Quant à Josiah Henson, au Maryland, il vécut dans une cabane sur une plantation comme il en exista énormément à l’époque de l’esclavage. Pour illustrer cela, j’ai programmé un document assez exceptionnel qui n’est toutefois pas complètement inconnu car on l’a vu circuler sur Facebook. Cela date du 8 novembre 1928 et on y voit le chanteur et banjoïste Uncle John Scruggs interpréter Little Log Cabin Round the Lane. Il importe de préciser que Scruggs est né esclave en 1855, soit seulement trois ans après la publication de l’édition originale de La case de l’oncle Tom, ou encore six avant le début de la Guerre de Sécession… Dans la vidéo, on voit Scruggs dans une ambiance indescriptible, entouré de volailles puis de gamins qui dansent devant une cabane qui pourrait rappeler celle de l’oncle Tom, même s’il n’était heureusement plus question d’esclavage en 1928… Certes, musicalement, on est plus près du folk que du blues, mais c’est un vrai document, et à l’époque, il était rarissime que l’on filme des musiciens noirs, surtout dans les régions rurales. C’est enfin le seul témoignage enregistré de Scruggs…
En guise de nouveauté de la semaine, je vous propose de découvrir un extrait du dernier album de Matthieu Boré, sorti chez Bonsaï Music et intitulé « Gumbo Kings ». Alors bien sûr, on associe plus volontiers ce chanteur français né en 1971 au jazz, même si on relève qu’il a en fait débuté dans le rock.
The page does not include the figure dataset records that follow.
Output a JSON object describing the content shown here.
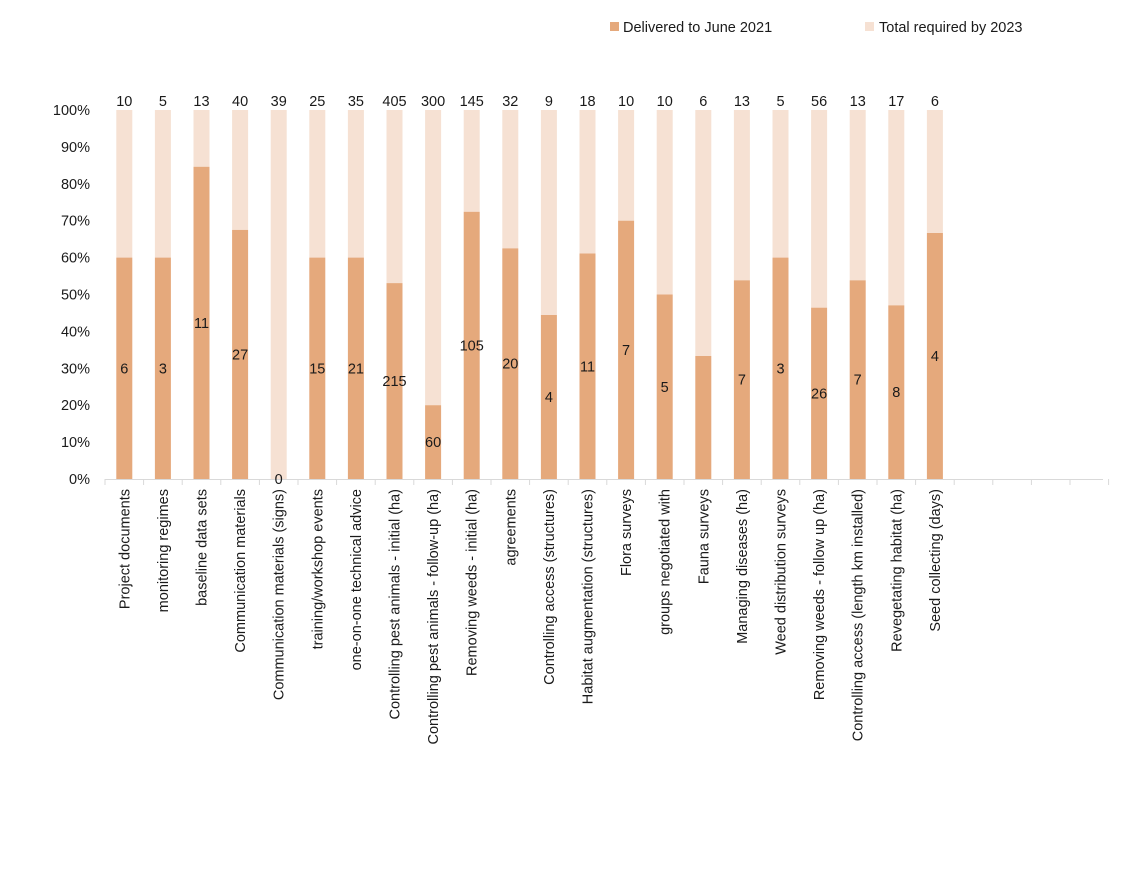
{
  "chart_data": {
    "type": "bar",
    "stacked": "percent",
    "ylim": [
      0,
      100
    ],
    "y_ticks": [
      "0%",
      "10%",
      "20%",
      "30%",
      "40%",
      "50%",
      "60%",
      "70%",
      "80%",
      "90%",
      "100%"
    ],
    "grid": false,
    "legend_position": "top-right",
    "categories": [
      "Project documents",
      "monitoring regimes",
      "baseline data sets",
      "Communication materials",
      "Communication materials (signs)",
      "training/workshop events",
      "one-on-one technical advice",
      "Controlling pest animals - initial (ha)",
      "Controlling pest animals - follow-up (ha)",
      "Removing weeds - initial (ha)",
      "agreements",
      "Controlling access (structures)",
      "Habitat augmentation (structures)",
      "Flora surveys",
      "groups negotiated with",
      "Fauna surveys",
      "Managing diseases (ha)",
      "Weed distribution surveys",
      "Removing weeds - follow up (ha)",
      "Controlling access (length km installed)",
      "Revegetating habitat (ha)",
      "Seed collecting (days)"
    ],
    "series": [
      {
        "name": "Delivered to June 2021",
        "color": "#e5a97c",
        "values": [
          6,
          3,
          11,
          27,
          0,
          15,
          21,
          215,
          60,
          105,
          20,
          4,
          11,
          7,
          5,
          2,
          7,
          3,
          26,
          7,
          8,
          4
        ],
        "labels": [
          "6",
          "3",
          "11",
          "27",
          "0",
          "15",
          "21",
          "215",
          "60",
          "105",
          "20",
          "4",
          "11",
          "7",
          "5",
          "",
          "7",
          "3",
          "26",
          "7",
          "8",
          "4"
        ]
      },
      {
        "name": "Total required by 2023",
        "color": "#f6e1d3",
        "values": [
          10,
          5,
          13,
          40,
          39,
          25,
          35,
          405,
          300,
          145,
          32,
          9,
          18,
          10,
          10,
          6,
          13,
          5,
          56,
          13,
          17,
          6
        ],
        "labels": [
          "10",
          "5",
          "13",
          "40",
          "39",
          "25",
          "35",
          "405",
          "300",
          "145",
          "32",
          "9",
          "18",
          "10",
          "10",
          "6",
          "13",
          "5",
          "56",
          "13",
          "17",
          "6"
        ]
      }
    ]
  }
}
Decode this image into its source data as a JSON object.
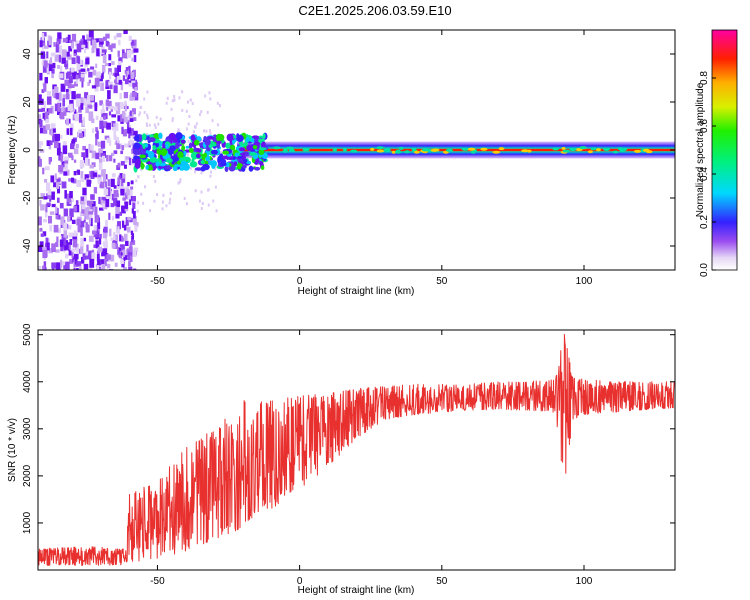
{
  "title": "C2E1.2025.206.03.59.E10",
  "chart_data": [
    {
      "type": "heatmap",
      "xlabel": "Height of straight line (km)",
      "ylabel": "Frequency (Hz)",
      "xlim": [
        -92,
        132
      ],
      "ylim": [
        -50,
        50
      ],
      "xticks": [
        -50,
        0,
        50,
        100
      ],
      "yticks": [
        -40,
        -20,
        0,
        20,
        40
      ],
      "colorbar": {
        "label": "Normalized spectral amplitude",
        "range": [
          0,
          1
        ],
        "ticks": [
          "0.0",
          "0.2",
          "0.4",
          "0.6",
          "0.8"
        ]
      },
      "regions": [
        {
          "x_range": [
            -92,
            -58
          ],
          "description_values": {
            "freq_spread": [
              -50,
              50
            ],
            "amplitude": 0.15
          }
        },
        {
          "x_range": [
            -58,
            -22
          ],
          "description_values": {
            "freq_spread": [
              -8,
              6
            ],
            "amplitude": 0.45
          }
        },
        {
          "x_range": [
            -22,
            132
          ],
          "description_values": {
            "freq_spread": [
              -2,
              2
            ],
            "amplitude": 0.95
          }
        }
      ]
    },
    {
      "type": "line",
      "xlabel": "Height of straight line (km)",
      "ylabel": "SNR (10 * v/v)",
      "xlim": [
        -92,
        132
      ],
      "ylim": [
        0,
        5100
      ],
      "xticks": [
        -50,
        0,
        50,
        100
      ],
      "yticks": [
        1000,
        2000,
        3000,
        4000,
        5000
      ],
      "color": "#e8302e",
      "envelope": {
        "x": [
          -92,
          -75,
          -61,
          -60,
          -50,
          -40,
          -30,
          -20,
          -10,
          0,
          10,
          20,
          30,
          40,
          50,
          60,
          70,
          80,
          90,
          93,
          96,
          100,
          110,
          120,
          132
        ],
        "low": [
          100,
          100,
          100,
          150,
          250,
          400,
          650,
          900,
          1300,
          1700,
          2200,
          2800,
          3200,
          3300,
          3350,
          3400,
          3400,
          3400,
          3350,
          1700,
          3200,
          3300,
          3350,
          3400,
          3450
        ],
        "high": [
          450,
          500,
          450,
          1600,
          1900,
          2600,
          3000,
          3600,
          3600,
          3700,
          3750,
          3850,
          3900,
          3950,
          3950,
          3950,
          4000,
          4000,
          4050,
          5050,
          4100,
          4050,
          4000,
          4000,
          4000
        ]
      }
    }
  ]
}
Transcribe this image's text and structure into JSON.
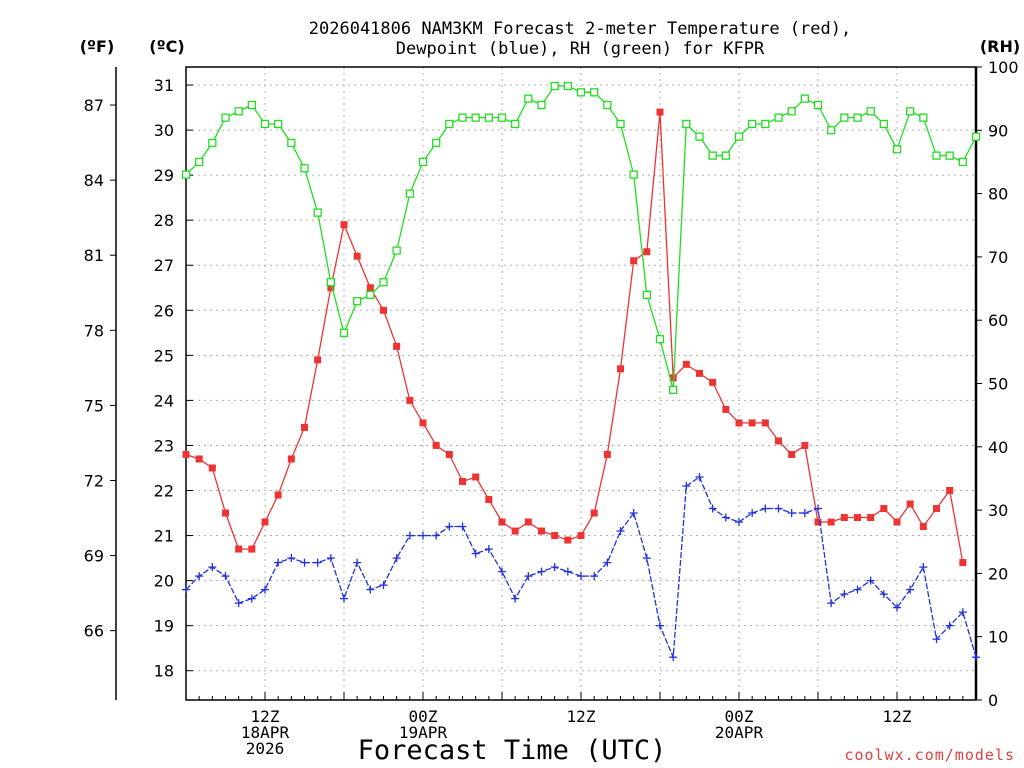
{
  "chart_data": {
    "type": "line",
    "title_lines": [
      "2026041806 NAM3KM Forecast 2-meter Temperature (red),",
      "Dewpoint (blue), RH (green) for KFPR"
    ],
    "xlabel": "Forecast Time (UTC)",
    "credit": "coolwx.com/models",
    "left_unit_f": "(ºF)",
    "left_unit_c": "(ºC)",
    "right_unit": "(RH)",
    "c_ticks": [
      "18",
      "19",
      "20",
      "21",
      "22",
      "23",
      "24",
      "25",
      "26",
      "27",
      "28",
      "29",
      "30",
      "31"
    ],
    "f_ticks": [
      "66",
      "69",
      "72",
      "75",
      "78",
      "81",
      "84",
      "87"
    ],
    "rh_ticks": [
      "0",
      "10",
      "20",
      "30",
      "40",
      "50",
      "60",
      "70",
      "80",
      "90",
      "100"
    ],
    "x_ticks": [
      {
        "hour": 6,
        "lines": [
          "12Z",
          "18APR",
          "2026"
        ]
      },
      {
        "hour": 18,
        "lines": [
          "00Z",
          "19APR"
        ]
      },
      {
        "hour": 30,
        "lines": [
          "12Z"
        ]
      },
      {
        "hour": 42,
        "lines": [
          "00Z",
          "20APR"
        ]
      },
      {
        "hour": 54,
        "lines": [
          "12Z"
        ]
      }
    ],
    "c_range": [
      17.35,
      31.4
    ],
    "rh_range": [
      0,
      100
    ],
    "x_range": [
      0,
      60
    ],
    "grid": true,
    "colors": {
      "temperature": "#ee3333",
      "dewpoint": "#2233dd",
      "rh": "#22dd22"
    },
    "hours": [
      0,
      1,
      2,
      3,
      4,
      5,
      6,
      7,
      8,
      9,
      10,
      11,
      12,
      13,
      14,
      15,
      16,
      17,
      18,
      19,
      20,
      21,
      22,
      23,
      24,
      25,
      26,
      27,
      28,
      29,
      30,
      31,
      32,
      33,
      34,
      35,
      36,
      37,
      38,
      39,
      40,
      41,
      42,
      43,
      44,
      45,
      46,
      47,
      48,
      49,
      50,
      51,
      52,
      53,
      54,
      55,
      56,
      57,
      58,
      59,
      60
    ],
    "series": [
      {
        "name": "temperature",
        "marker": "filled-square",
        "values": [
          22.8,
          22.7,
          22.5,
          21.5,
          20.7,
          20.7,
          21.3,
          21.9,
          22.7,
          23.4,
          24.9,
          26.5,
          27.9,
          27.2,
          26.5,
          26.0,
          25.2,
          24.0,
          23.5,
          23.0,
          22.8,
          22.2,
          22.3,
          21.8,
          21.3,
          21.1,
          21.3,
          21.1,
          21.0,
          20.9,
          21.0,
          21.5,
          22.8,
          24.7,
          27.1,
          27.3,
          30.4,
          24.5,
          24.8,
          24.6,
          24.4,
          23.8,
          23.5,
          23.5,
          23.5,
          23.1,
          22.8,
          23.0,
          21.3,
          21.3,
          21.4,
          21.4,
          21.4,
          21.6,
          21.3,
          21.7,
          21.2,
          21.6,
          22.0,
          20.4
        ],
        "hours_override": [
          0,
          1,
          2,
          3,
          4,
          5,
          6,
          7,
          8,
          9,
          10,
          11,
          12,
          13,
          14,
          15,
          16,
          17,
          18,
          19,
          20,
          21,
          22,
          23,
          24,
          25,
          26,
          27,
          28,
          29,
          30,
          31,
          32,
          33,
          34,
          35,
          36,
          37,
          38,
          39,
          40,
          41,
          42,
          43,
          44,
          45,
          46,
          47,
          48,
          49,
          50,
          51,
          52,
          53,
          54,
          55,
          56,
          57,
          58,
          59
        ]
      },
      {
        "name": "dewpoint",
        "marker": "plus",
        "values": [
          19.8,
          20.1,
          20.3,
          20.1,
          19.5,
          19.6,
          19.8,
          20.4,
          20.5,
          20.4,
          20.4,
          20.5,
          19.6,
          20.4,
          19.8,
          19.9,
          20.5,
          21.0,
          21.0,
          21.0,
          21.2,
          21.2,
          20.6,
          20.7,
          20.2,
          19.6,
          20.1,
          20.2,
          20.3,
          20.2,
          20.1,
          20.1,
          20.4,
          21.1,
          21.5,
          20.5,
          19.0,
          18.3,
          22.1,
          22.3,
          21.6,
          21.4,
          21.3,
          21.5,
          21.6,
          21.6,
          21.5,
          21.5,
          21.6,
          19.5,
          19.7,
          19.8,
          20.0,
          19.7,
          19.4,
          19.8,
          20.3,
          18.7,
          19.0,
          19.3,
          18.3
        ]
      },
      {
        "name": "rh",
        "marker": "open-square",
        "values": [
          83,
          85,
          88,
          92,
          93,
          94,
          91,
          91,
          88,
          84,
          77,
          66,
          58,
          63,
          64,
          66,
          71,
          80,
          85,
          88,
          91,
          92,
          92,
          92,
          92,
          91,
          95,
          94,
          97,
          97,
          96,
          96,
          94,
          91,
          83,
          64,
          57,
          49,
          91,
          89,
          86,
          86,
          89,
          91,
          91,
          92,
          93,
          95,
          94,
          90,
          92,
          92,
          93,
          91,
          87,
          93,
          92,
          86,
          86,
          85,
          89
        ]
      }
    ]
  }
}
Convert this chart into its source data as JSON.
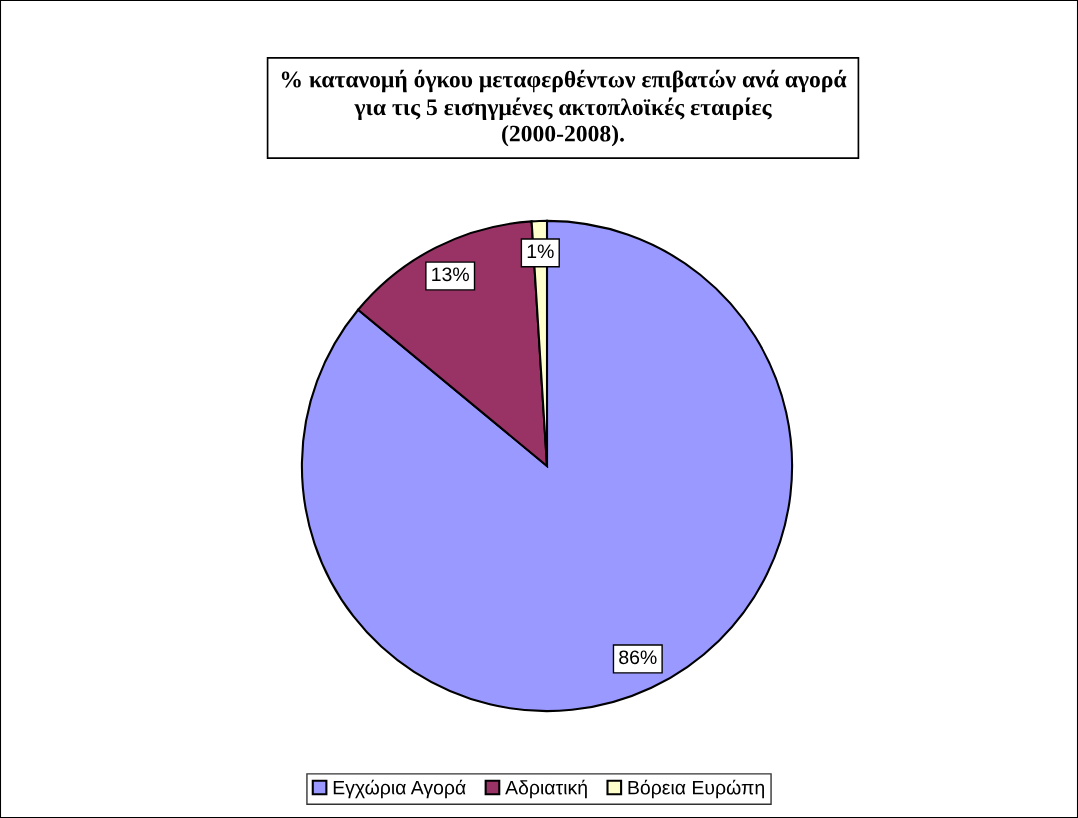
{
  "chart_data": {
    "type": "pie",
    "title": "% κατανομή όγκου μεταφερθέντων επιβατών ανά αγορά\nγια τις 5 εισηγμένες ακτοπλοϊκές εταιρίες\n(2000-2008).",
    "categories": [
      "Εγχώρια Αγορά",
      "Αδριατική",
      "Βόρεια Ευρώπη"
    ],
    "values": [
      86,
      13,
      1
    ],
    "colors": [
      "#9999ff",
      "#993366",
      "#ffffcc"
    ],
    "value_labels": [
      "86%",
      "13%",
      "1%"
    ],
    "legend": "bottom"
  }
}
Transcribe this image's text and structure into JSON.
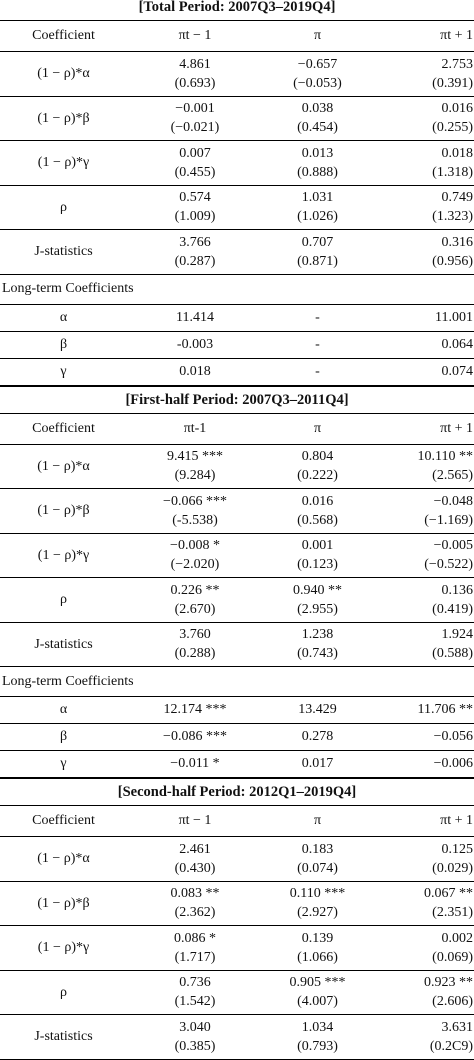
{
  "sections": [
    {
      "title": "[Total Period: 2007Q3–2019Q4]",
      "header": [
        "Coefficient",
        "πt − 1",
        "π",
        "πt + 1"
      ],
      "rows": [
        {
          "label": "(1 − ρ)*α",
          "c1": [
            "4.861",
            "(0.693)"
          ],
          "c2": [
            "−0.657",
            "(−0.053)"
          ],
          "c3": [
            "2.753",
            "(0.391)"
          ]
        },
        {
          "label": "(1 − ρ)*β",
          "c1": [
            "−0.001",
            "(−0.021)"
          ],
          "c2": [
            "0.038",
            "(0.454)"
          ],
          "c3": [
            "0.016",
            "(0.255)"
          ]
        },
        {
          "label": "(1 − ρ)*γ",
          "c1": [
            "0.007",
            "(0.455)"
          ],
          "c2": [
            "0.013",
            "(0.888)"
          ],
          "c3": [
            "0.018",
            "(1.318)"
          ]
        },
        {
          "label": "ρ",
          "c1": [
            "0.574",
            "(1.009)"
          ],
          "c2": [
            "1.031",
            "(1.026)"
          ],
          "c3": [
            "0.749",
            "(1.323)"
          ]
        },
        {
          "label": "J-statistics",
          "c1": [
            "3.766",
            "(0.287)"
          ],
          "c2": [
            "0.707",
            "(0.871)"
          ],
          "c3": [
            "0.316",
            "(0.956)"
          ]
        }
      ],
      "long_term_title": "Long-term Coefficients",
      "long_term": [
        {
          "label": "α",
          "c1": "11.414",
          "c2": "-",
          "c3": "11.001"
        },
        {
          "label": "β",
          "c1": "-0.003",
          "c2": "-",
          "c3": "0.064"
        },
        {
          "label": "γ",
          "c1": "0.018",
          "c2": "-",
          "c3": "0.074"
        }
      ]
    },
    {
      "title": "[First-half Period: 2007Q3–2011Q4]",
      "header": [
        "Coefficient",
        "πt-1",
        "π",
        "πt + 1"
      ],
      "rows": [
        {
          "label": "(1 − ρ)*α",
          "c1": [
            "9.415 ***",
            "(9.284)"
          ],
          "c2": [
            "0.804",
            "(0.222)"
          ],
          "c3": [
            "10.110 **",
            "(2.565)"
          ]
        },
        {
          "label": "(1 − ρ)*β",
          "c1": [
            "−0.066 ***",
            "(-5.538)"
          ],
          "c2": [
            "0.016",
            "(0.568)"
          ],
          "c3": [
            "−0.048",
            "(−1.169)"
          ]
        },
        {
          "label": "(1 − ρ)*γ",
          "c1": [
            "−0.008 *",
            "(−2.020)"
          ],
          "c2": [
            "0.001",
            "(0.123)"
          ],
          "c3": [
            "−0.005",
            "(−0.522)"
          ]
        },
        {
          "label": "ρ",
          "c1": [
            "0.226 **",
            "(2.670)"
          ],
          "c2": [
            "0.940 **",
            "(2.955)"
          ],
          "c3": [
            "0.136",
            "(0.419)"
          ]
        },
        {
          "label": "J-statistics",
          "c1": [
            "3.760",
            "(0.288)"
          ],
          "c2": [
            "1.238",
            "(0.743)"
          ],
          "c3": [
            "1.924",
            "(0.588)"
          ]
        }
      ],
      "long_term_title": "Long-term Coefficients",
      "long_term": [
        {
          "label": "α",
          "c1": "12.174 ***",
          "c2": "13.429",
          "c3": "11.706 **"
        },
        {
          "label": "β",
          "c1": "−0.086 ***",
          "c2": "0.278",
          "c3": "−0.056"
        },
        {
          "label": "γ",
          "c1": "−0.011 *",
          "c2": "0.017",
          "c3": "−0.006"
        }
      ]
    },
    {
      "title": "[Second-half Period: 2012Q1–2019Q4]",
      "header": [
        "Coefficient",
        "πt − 1",
        "π",
        "πt + 1"
      ],
      "rows": [
        {
          "label": "(1 − ρ)*α",
          "c1": [
            "2.461",
            "(0.430)"
          ],
          "c2": [
            "0.183",
            "(0.074)"
          ],
          "c3": [
            "0.125",
            "(0.029)"
          ]
        },
        {
          "label": "(1 − ρ)*β",
          "c1": [
            "0.083 **",
            "(2.362)"
          ],
          "c2": [
            "0.110 ***",
            "(2.927)"
          ],
          "c3": [
            "0.067 **",
            "(2.351)"
          ]
        },
        {
          "label": "(1 − ρ)*γ",
          "c1": [
            "0.086 *",
            "(1.717)"
          ],
          "c2": [
            "0.139",
            "(1.066)"
          ],
          "c3": [
            "0.002",
            "(0.069)"
          ]
        },
        {
          "label": "ρ",
          "c1": [
            "0.736",
            "(1.542)"
          ],
          "c2": [
            "0.905 ***",
            "(4.007)"
          ],
          "c3": [
            "0.923 **",
            "(2.606)"
          ]
        },
        {
          "label": "J-statistics",
          "c1": [
            "3.040",
            "(0.385)"
          ],
          "c2": [
            "1.034",
            "(0.793)"
          ],
          "c3": [
            "3.631",
            "(0.2C9)"
          ]
        }
      ]
    }
  ]
}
Mais il faut prendre le temps de consulter attentivement sa discographie, d’ailleurs plutôt étoffée car il totalise désormais neuf albums. Dès lors, on constate un attachement à l’égard de la musique de La Nouvelle-Orléans, avec un premier disque en 2001 consacré à Fats Domino, « Fats Domino True Spirit » (Early Rock ‘N’ Roll) et un autre en 2012 simplement intitulé « Roots » (Bonsaï Music) mais plus franchement orienté funk. Il ne manque donc pas d’éclectisme, surtout qu’il ne faut pas oublier que son deuxième album en 2003 s’appelait « Doo-Wop » (autoproduit).
Alors, forcément, à la lecture du titre de ce nouveau disque, on se dit que ces « Gumbo Kings » vont encore très certainement nous emmener dans la grande ville de Louisiane. C’est effectivement le cas, et on a droit à 12 compositions originales pleines de cette verve et de ces couleurs qui dessinent le tableau de la musique locale, les pinceaux étant la voix de Matthieu Boré et les instruments à la fois bariolés et même épicés, dont son piano, le saxophone et la clarinette, la contrebasse, les chœurs, sans oublier la batterie d’un maître du genre, Jeff Boudreaux. Alors ce n’est pas du blues dans le sens terrien du terme, mais une musique enlevée et fraîche, virevoltante et légère, en plein dans la tradition et dans l’esprit des créateurs du R&B et du funk de La Nouvelle-Orléans. Vous pourrez d’ailleurs voir Matthieu Boré au Bémol5 à Lyon les 22 et 23 mars et au Sunset à Paris les 5 et 6 avril. En attendant, j’ai choisi pour mon émission un extrait intitulé Lottie Mo.